Janar mengangkat tangannya yang sehat. "Resi, tidak apa-apa. Lenganku yang patah, bukan lidahku."
Keti menahan tawa melihat Resi Umbara menggeleng-kan kepalanya. "Jika terjadi sesuatu, jangan menangis mengiba-iba memohon pada para dewa atau padaku, karena yang Anda butuhkan untuk segera pulih adalah beristirahat, jauh dari segala gangguan."
Resi Umbara menyenandungkan lagu puji-pujian untuk Dewa dan berjalan keluar bilik. Di pintu, dia berdiri dan berbalik, "Anda harus berterima kasih kepada para dewa karena membuat Anda tetap hidup," lalu kembali bersenandung dan menghilang di balik pintu.

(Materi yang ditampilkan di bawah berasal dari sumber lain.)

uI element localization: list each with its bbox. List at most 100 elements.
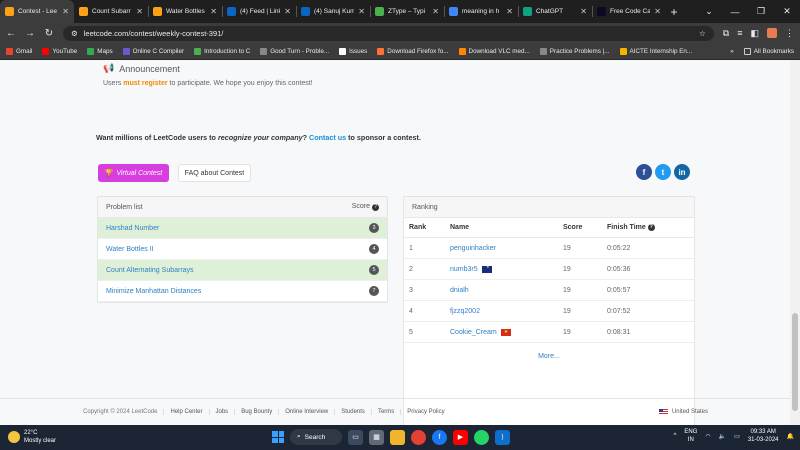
tray-overflow-icon[interactable]: ^ bbox=[674, 433, 677, 439]
bookmark-item[interactable]: Maps bbox=[87, 47, 113, 55]
extensions-icon[interactable]: ⧉ bbox=[723, 28, 729, 39]
close-tab-icon[interactable]: ✕ bbox=[284, 7, 291, 16]
maximize-button[interactable]: ❐ bbox=[748, 6, 774, 17]
site-info-icon[interactable]: ⚙ bbox=[71, 29, 78, 38]
close-tab-icon[interactable]: ✕ bbox=[580, 7, 587, 16]
browser-tab[interactable]: (4) Sanuj Kum ✕ bbox=[296, 0, 370, 23]
task-view-icon[interactable]: ▭ bbox=[348, 429, 363, 445]
help-icon[interactable]: ? bbox=[647, 224, 655, 231]
more-ranking-link[interactable]: More... bbox=[404, 343, 694, 370]
bookmark-item[interactable]: Good Turn - Proble... bbox=[260, 47, 329, 55]
bookmark-item[interactable]: Gmail bbox=[6, 47, 32, 55]
linkedin-share-button[interactable]: in bbox=[674, 164, 690, 180]
start-icon[interactable] bbox=[272, 431, 284, 443]
taskbar-search[interactable]: ⌕ Search bbox=[290, 429, 342, 445]
facebook-app-icon[interactable]: f bbox=[432, 429, 447, 445]
forward-button[interactable]: → bbox=[25, 28, 35, 39]
browser-tab[interactable]: ChatGPT ✕ bbox=[518, 0, 592, 23]
browser-tab[interactable]: ZType – Typi ✕ bbox=[370, 0, 444, 23]
browser-tab[interactable]: Free Code Ca ✕ bbox=[592, 0, 666, 23]
problem-link[interactable]: Water Bottles II bbox=[106, 246, 154, 253]
close-window-button[interactable]: ✕ bbox=[774, 6, 800, 17]
close-tab-icon[interactable]: ✕ bbox=[62, 7, 69, 16]
problem-row: Minimize Manhattan Distances 7 bbox=[98, 281, 387, 302]
more-bookmarks-icon[interactable]: » bbox=[730, 48, 734, 55]
vscode-icon[interactable]: ⟩ bbox=[495, 429, 510, 445]
close-tab-icon[interactable]: ✕ bbox=[432, 7, 439, 16]
user-link[interactable]: penguinhacker bbox=[450, 245, 496, 252]
temperature: 22°C bbox=[24, 430, 38, 436]
clock[interactable]: 09:33 AM 31-03-2024 bbox=[748, 428, 779, 444]
bookmark-item[interactable]: Practice Problems |... bbox=[539, 47, 610, 55]
menu-icon[interactable]: ⋮ bbox=[785, 28, 794, 39]
footer-link[interactable]: Online Interview bbox=[278, 409, 334, 415]
footer-link[interactable]: Students bbox=[334, 409, 371, 415]
register-link[interactable]: must register bbox=[123, 80, 167, 87]
footer-link[interactable]: Help Center bbox=[163, 409, 208, 415]
side-panel-icon[interactable]: ◧ bbox=[750, 28, 759, 39]
all-bookmarks-button[interactable]: All Bookmarks bbox=[743, 47, 794, 55]
user-link[interactable]: dnialh bbox=[450, 287, 469, 294]
close-tab-icon[interactable]: ✕ bbox=[506, 7, 513, 16]
user-link[interactable]: Cookie_Cream bbox=[450, 329, 497, 336]
file-explorer-icon[interactable] bbox=[390, 429, 405, 445]
url-text[interactable]: leetcode.com/contest/weekly-contest-391/ bbox=[84, 29, 693, 38]
new-tab-button[interactable]: + bbox=[666, 5, 682, 19]
bookmark-item[interactable]: Download VLC med... bbox=[458, 47, 530, 55]
bookmark-item[interactable]: AICTE Internship En... bbox=[619, 47, 692, 55]
problem-link[interactable]: Harshad Number bbox=[106, 225, 159, 232]
omnibox[interactable]: ⚙ leetcode.com/contest/weekly-contest-39… bbox=[63, 25, 714, 41]
close-tab-icon[interactable]: ✕ bbox=[358, 7, 365, 16]
volume-icon[interactable]: 🔈 bbox=[719, 433, 726, 440]
chrome-icon[interactable] bbox=[411, 429, 426, 445]
language-indicator[interactable]: ENG IN bbox=[684, 428, 697, 444]
profile-avatar[interactable] bbox=[767, 28, 777, 38]
footer-link[interactable]: Terms bbox=[370, 409, 400, 415]
faq-button[interactable]: FAQ about Contest bbox=[178, 164, 251, 182]
bookmark-star-icon[interactable]: ☆ bbox=[699, 29, 706, 38]
browser-tab[interactable]: Count Subarr ✕ bbox=[74, 0, 148, 23]
browser-tab[interactable]: (4) Feed | Link ✕ bbox=[222, 0, 296, 23]
youtube-app-icon[interactable]: ▶ bbox=[453, 429, 468, 445]
region-selector[interactable]: United States bbox=[658, 409, 708, 415]
tab-search-icon[interactable]: ⌄ bbox=[696, 6, 722, 17]
problem-link[interactable]: Minimize Manhattan Distances bbox=[106, 288, 201, 295]
bookmark-item[interactable]: Introduction to C bbox=[194, 47, 250, 55]
close-tab-icon[interactable]: ✕ bbox=[210, 7, 217, 16]
browser-tab-strip: Contest - Lee ✕ Count Subarr ✕ Water Bottles… bbox=[0, 0, 800, 23]
contact-us-link[interactable]: Contact us bbox=[309, 133, 346, 142]
virtual-contest-button[interactable]: 🏆 Virtual Contest bbox=[98, 164, 169, 182]
help-icon[interactable]: ? bbox=[372, 204, 379, 211]
whatsapp-icon[interactable] bbox=[474, 429, 489, 445]
bookmark-favicon bbox=[539, 47, 547, 55]
bookmark-item[interactable]: Download Firefox fo... bbox=[377, 47, 449, 55]
browser-tab[interactable]: Contest - Lee ✕ bbox=[0, 0, 74, 23]
announcement-text-before: Users bbox=[103, 80, 124, 87]
weather-widget[interactable]: 22°C Mostly clear bbox=[8, 429, 56, 445]
back-button[interactable]: ← bbox=[6, 28, 16, 39]
reload-button[interactable]: ↻ bbox=[44, 28, 54, 39]
close-tab-icon[interactable]: ✕ bbox=[136, 7, 143, 16]
browser-tab[interactable]: meaning in h ✕ bbox=[444, 0, 518, 23]
footer-link[interactable]: Jobs bbox=[208, 409, 235, 415]
problem-link[interactable]: Count Alternating Subarrays bbox=[106, 267, 194, 274]
twitter-share-button[interactable]: t bbox=[655, 164, 671, 180]
footer-link[interactable]: Privacy Policy bbox=[400, 409, 450, 415]
battery-icon[interactable]: ▭ bbox=[734, 433, 740, 440]
widgets-app-icon[interactable]: ▦ bbox=[369, 429, 384, 445]
reading-list-icon[interactable]: ≡ bbox=[737, 28, 742, 38]
user-link[interactable]: fjzzq2002 bbox=[450, 308, 480, 315]
bookmark-item[interactable]: YouTube bbox=[42, 47, 77, 55]
scrollbar-thumb[interactable] bbox=[792, 313, 798, 411]
browser-tab[interactable]: Water Bottles ✕ bbox=[148, 0, 222, 23]
user-link[interactable]: numb3r5 bbox=[450, 266, 478, 273]
bookmark-item[interactable]: Online C Compiler bbox=[122, 47, 184, 55]
minimize-button[interactable]: — bbox=[722, 7, 748, 17]
notification-bell-icon[interactable]: 🔔 bbox=[787, 433, 794, 440]
close-tab-icon[interactable]: ✕ bbox=[654, 7, 661, 16]
page-scrollbar[interactable] bbox=[790, 60, 800, 425]
bookmark-item[interactable]: Issues bbox=[339, 47, 367, 55]
footer-link[interactable]: Bug Bounty bbox=[234, 409, 278, 415]
facebook-share-button[interactable]: f bbox=[636, 164, 652, 180]
wifi-icon[interactable]: ◠ bbox=[705, 433, 710, 440]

"Terima kasih, Batara Wishnu," gumam Janar pelan.
"Kamu berterima kasih kepada dewa?" tanya Keti, sebelah alisnya naik meninggi.

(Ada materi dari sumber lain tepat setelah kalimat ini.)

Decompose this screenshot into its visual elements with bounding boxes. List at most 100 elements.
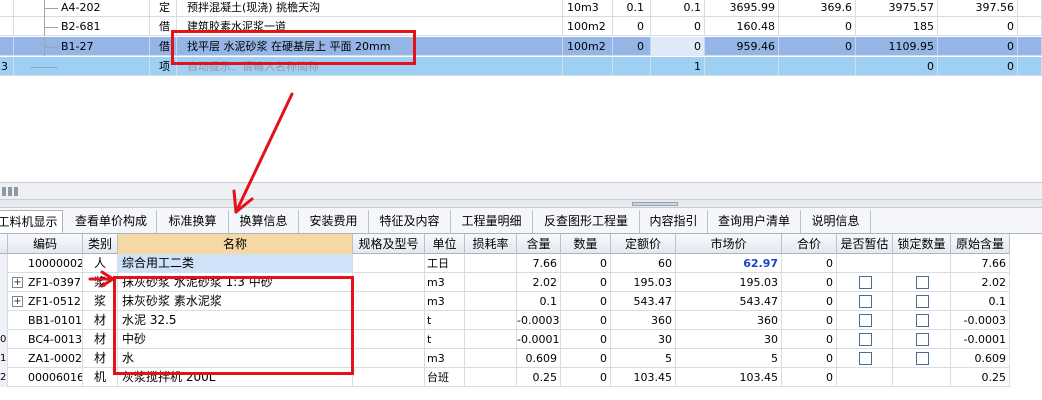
quota-quantity[interactable]: 0 — [651, 17, 705, 36]
resource-content[interactable]: -0.0001 — [517, 330, 561, 349]
column-header-total-price[interactable]: 合价 — [782, 234, 837, 254]
resource-market-price[interactable]: 543.47 — [676, 292, 782, 311]
resource-code[interactable]: 00006016 — [8, 368, 83, 387]
resource-market-price[interactable]: 62.97 — [676, 254, 782, 273]
horizontal-scrollbar[interactable] — [0, 182, 1042, 200]
tab-content-guide[interactable]: 内容指引 — [640, 210, 708, 233]
column-header-category[interactable]: 类别 — [83, 234, 118, 254]
annotation-box-material-names — [113, 276, 354, 375]
column-header-spec[interactable]: 规格及型号 — [353, 234, 425, 254]
column-header-market-price[interactable]: 市场价 — [676, 234, 782, 254]
tab-features-content[interactable]: 特征及内容 — [369, 210, 451, 233]
tab-query-user-list[interactable]: 查询用户清单 — [708, 210, 801, 233]
column-header-lock-quantity[interactable]: 锁定数量 — [893, 234, 951, 254]
resource-code[interactable]: BB1-0101 — [8, 311, 83, 330]
resource-content[interactable]: 0.609 — [517, 349, 561, 368]
resource-loss-rate[interactable] — [465, 349, 517, 368]
resource-unit: m3 — [425, 349, 465, 368]
resource-code[interactable]: ZA1-0002 — [8, 349, 83, 368]
provisional-checkbox[interactable] — [858, 314, 872, 327]
resource-code[interactable]: 10000002 — [8, 254, 83, 273]
tab-reverse-graphic-quantity[interactable]: 反查图形工程量 — [533, 210, 640, 233]
tab-standard-conversion[interactable]: 标准换算 — [157, 210, 229, 233]
resource-content[interactable]: 0.25 — [517, 368, 561, 387]
lock-quantity-checkbox[interactable] — [915, 295, 929, 308]
provisional-checkbox[interactable] — [858, 295, 872, 308]
resource-market-price[interactable]: 195.03 — [676, 273, 782, 292]
resource-spec[interactable] — [353, 330, 425, 349]
quota-market-price: 185 — [856, 17, 938, 36]
quota-quantity[interactable]: 1 — [651, 57, 705, 76]
resource-code[interactable]: + ZF1-0512 — [8, 292, 83, 311]
resource-loss-rate[interactable] — [465, 254, 517, 273]
resource-market-price[interactable]: 5 — [676, 349, 782, 368]
lock-quantity-checkbox[interactable] — [915, 276, 929, 289]
resource-content[interactable]: 7.66 — [517, 254, 561, 273]
column-header-loss-rate[interactable]: 损耗率 — [465, 234, 517, 254]
lock-quantity-checkbox[interactable] — [915, 333, 929, 346]
tab-installation-fees[interactable]: 安装费用 — [299, 210, 369, 233]
provisional-checkbox[interactable] — [858, 276, 872, 289]
quota-name[interactable]: 预拌混凝土(现浇) 挑檐天沟 — [177, 0, 563, 17]
resource-spec[interactable] — [353, 292, 425, 311]
quota-row-new[interactable]: 3 项 自动提示：请输入名称简称 1 0 0 — [0, 57, 1042, 76]
resource-market-price[interactable]: 360 — [676, 311, 782, 330]
expand-plus-icon[interactable]: + — [12, 277, 23, 288]
quota-row-selected[interactable]: B1-27 借 找平层 水泥砂浆 在硬基层上 平面 20mm 100m2 0 0… — [0, 37, 1042, 56]
splitter-handle-icon[interactable] — [632, 202, 678, 206]
column-header-original-content[interactable]: 原始含量 — [951, 234, 1010, 254]
quota-unit-price — [705, 57, 779, 76]
quota-content: 0 — [613, 17, 651, 36]
quota-unit: 100m2 — [563, 17, 613, 36]
resource-content[interactable]: 0.1 — [517, 292, 561, 311]
column-header-code[interactable]: 编码 — [8, 234, 83, 254]
column-header-name[interactable]: 名称 — [118, 234, 353, 254]
resource-content[interactable]: 2.02 — [517, 273, 561, 292]
provisional-checkbox[interactable] — [858, 333, 872, 346]
resource-market-price[interactable]: 30 — [676, 330, 782, 349]
expand-plus-icon[interactable]: + — [12, 296, 23, 307]
scroll-grip-icon[interactable] — [8, 187, 12, 196]
quota-quantity[interactable]: 0 — [651, 37, 705, 56]
resource-name[interactable]: 综合用工二类 — [118, 254, 353, 273]
lock-quantity-checkbox[interactable] — [915, 352, 929, 365]
column-header-quantity[interactable]: 数量 — [561, 234, 611, 254]
quota-row[interactable]: B2-681 借 建筑胶素水泥浆一道 100m2 0 0 160.48 0 18… — [0, 17, 1042, 36]
row-index — [0, 37, 14, 56]
resource-code[interactable]: BC4-0013 — [8, 330, 83, 349]
provisional-checkbox[interactable] — [858, 352, 872, 365]
resource-spec[interactable] — [353, 368, 425, 387]
resource-loss-rate[interactable] — [465, 330, 517, 349]
column-header-provisional[interactable]: 是否暂估 — [837, 234, 893, 254]
resource-loss-rate[interactable] — [465, 292, 517, 311]
tab-conversion-info[interactable]: 换算信息 — [229, 210, 299, 233]
resource-market-price[interactable]: 103.45 — [676, 368, 782, 387]
resource-spec[interactable] — [353, 273, 425, 292]
tab-unit-price-composition[interactable]: 查看单价构成 — [66, 210, 157, 233]
resource-spec[interactable] — [353, 311, 425, 330]
tab-labor-material-machine[interactable]: 工料机显示 — [0, 210, 63, 233]
tab-description[interactable]: 说明信息 — [801, 210, 871, 233]
resource-row[interactable]: 10000002 人综合用工二类 工日 7.66 0 60 62.97 0 7.66 — [0, 254, 1010, 273]
resource-content[interactable]: -0.0003 — [517, 311, 561, 330]
quota-quantity[interactable]: 0.1 — [651, 0, 705, 17]
resource-loss-rate[interactable] — [465, 368, 517, 387]
pane-splitter[interactable] — [0, 200, 1042, 208]
column-header-quota-price[interactable]: 定额价 — [611, 234, 676, 254]
lock-quantity-checkbox[interactable] — [915, 314, 929, 327]
resource-spec[interactable] — [353, 254, 425, 273]
quota-row[interactable]: A4-202 定 预拌混凝土(现浇) 挑檐天沟 10m3 0.1 0.1 369… — [0, 0, 1042, 17]
scroll-grip-icon[interactable] — [2, 187, 6, 196]
resource-lock-quantity — [893, 368, 951, 387]
scroll-grip-icon[interactable] — [14, 187, 18, 196]
resource-code[interactable]: + ZF1-0397 — [8, 273, 83, 292]
resource-loss-rate[interactable] — [465, 311, 517, 330]
column-header-content[interactable]: 含量 — [517, 234, 561, 254]
resource-spec[interactable] — [353, 349, 425, 368]
resource-quantity: 0 — [561, 273, 611, 292]
column-header-unit[interactable]: 单位 — [425, 234, 465, 254]
resource-loss-rate[interactable] — [465, 273, 517, 292]
quota-unit-price: 959.46 — [705, 37, 779, 56]
tab-quantity-details[interactable]: 工程量明细 — [451, 210, 533, 233]
resource-original-content: 2.02 — [951, 273, 1010, 292]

Janar menatapnya bingung. "Aku bersyukur masih hidup. Jadi, ya".
Keti menggelengkan kepalanya. Wajahnya bertambah muram dan kelabu.
"Tidak peduli seberapa banyak kita mencoba menipu diri kita sendiri, sebenarnya kita semua masih hidup karena pria bertopeng itu tidak ingin kita mati. Belum."
Dia menghela napas dengan sedih, "Jika para dewa turun dari atas dan menyelamatkan kita, maka mungkin aku akan berterima kasih kepada mereka. Tapi bukan itu masalahnya.Â
Tidak ada mukjizat atau keajaiban, Aku hampir kalah. Kamu ... kamu hampir mati hari ini, dan ketika aku mendengarmu berteriak seperti itu, rasanya seperti seseorang menusukkan tombak berapi ke dadaku. Aku yakin kita semua merasa seperti itu. Kita benar-benar masih hidup karena belas kasihan pria bertopeng itu, dan itu membuatku sangat ketakutan."
Janar mengulurkan tangannya yang sehat dan membelai wajah gadis itu. "Tapi ada keajaiban. Kita semua masih hidup. Kamu, aku, Ubai, Ganbatar, Palupi, bahkan Resi Umbara. Kita masih bisa bertarung di hari lain."